A convergence result of a continuous model of deep learning via Łojasiewicz--Simon inequality
This provides a theoretical foundation for analyzing asymptotic behavior in nonconvex optimization for deep learning, but it is incremental as it extends existing mathematical tools to a specific model.
The paper tackles the problem of proving convergence for a continuous deep learning model by establishing the existence of a minimizer and a curve of maximal slope, and shows that the Wasserstein-type gradient flow converges to a critical point as time goes to infinity, using the Łojasiewicz--Simon inequality under analyticity assumptions.

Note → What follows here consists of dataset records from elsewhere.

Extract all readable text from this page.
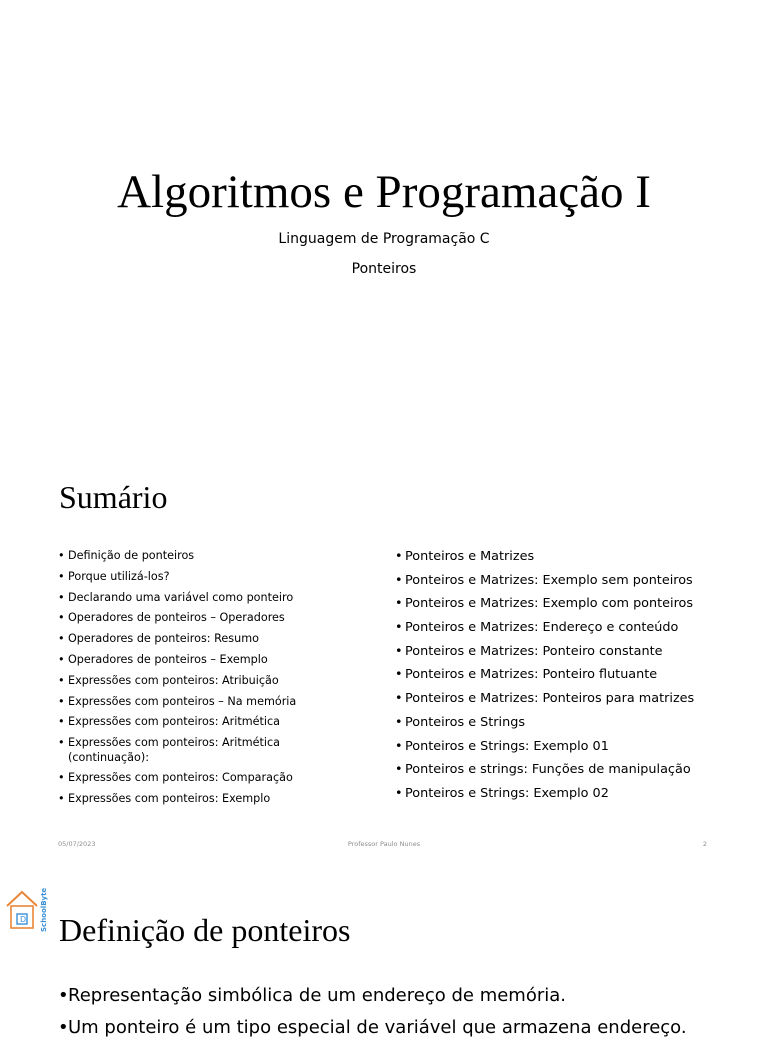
Algoritmos e Programação I
Linguagem de Programação C
Ponteiros
Sumário
• Definição de ponteiros
• Porque utilizá-los?
• Declarando uma variável como ponteiro
• Operadores de ponteiros – Operadores
• Operadores de ponteiros: Resumo
• Operadores de ponteiros – Exemplo
• Expressões com ponteiros: Atribuição
• Expressões com ponteiros – Na memória
• Expressões com ponteiros: Aritmética
• Expressões com ponteiros: Aritmética (continuação):
• Expressões com ponteiros: Comparação
• Expressões com ponteiros: Exemplo
• Ponteiros e Matrizes
• Ponteiros e Matrizes: Exemplo sem ponteiros
• Ponteiros e Matrizes: Exemplo com ponteiros
• Ponteiros e Matrizes: Endereço e conteúdo
• Ponteiros e Matrizes: Ponteiro constante
• Ponteiros e Matrizes: Ponteiro flutuante
• Ponteiros e Matrizes: Ponteiros para matrizes
• Ponteiros e Strings
• Ponteiros e Strings: Exemplo 01
• Ponteiros e strings: Funções de manipulação
• Ponteiros e Strings: Exemplo 02
05/07/2023	Professor Paulo Nunes	2
D SchoolByte Definição de ponteiros
• Representação simbólica de um endereço de memória.
• Um ponteiro é um tipo especial de variável que armazena endereço.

This study focuses on a Wasserstein-type gradient flow, which represents an optimization process of a continuous model of a Deep Neural Network (DNN). First, we establish the existence of a minimizer for an average loss of the model under $L^2$-regularization. Subsequently, we show the existence of a curve of maximal slope of the loss. Our main result is the convergence of flow to a critical point of the loss as time goes to infinity. An essential aspect of proving this result involves the establishment of the Łojasiewicz--Simon gradient inequality for the loss. We derive this inequality by assuming the analyticity of NNs and loss functions. Our proofs offer a new approach for analyzing the asymptotic behavior of Wasserstein-type gradient flows for nonconvex functionals.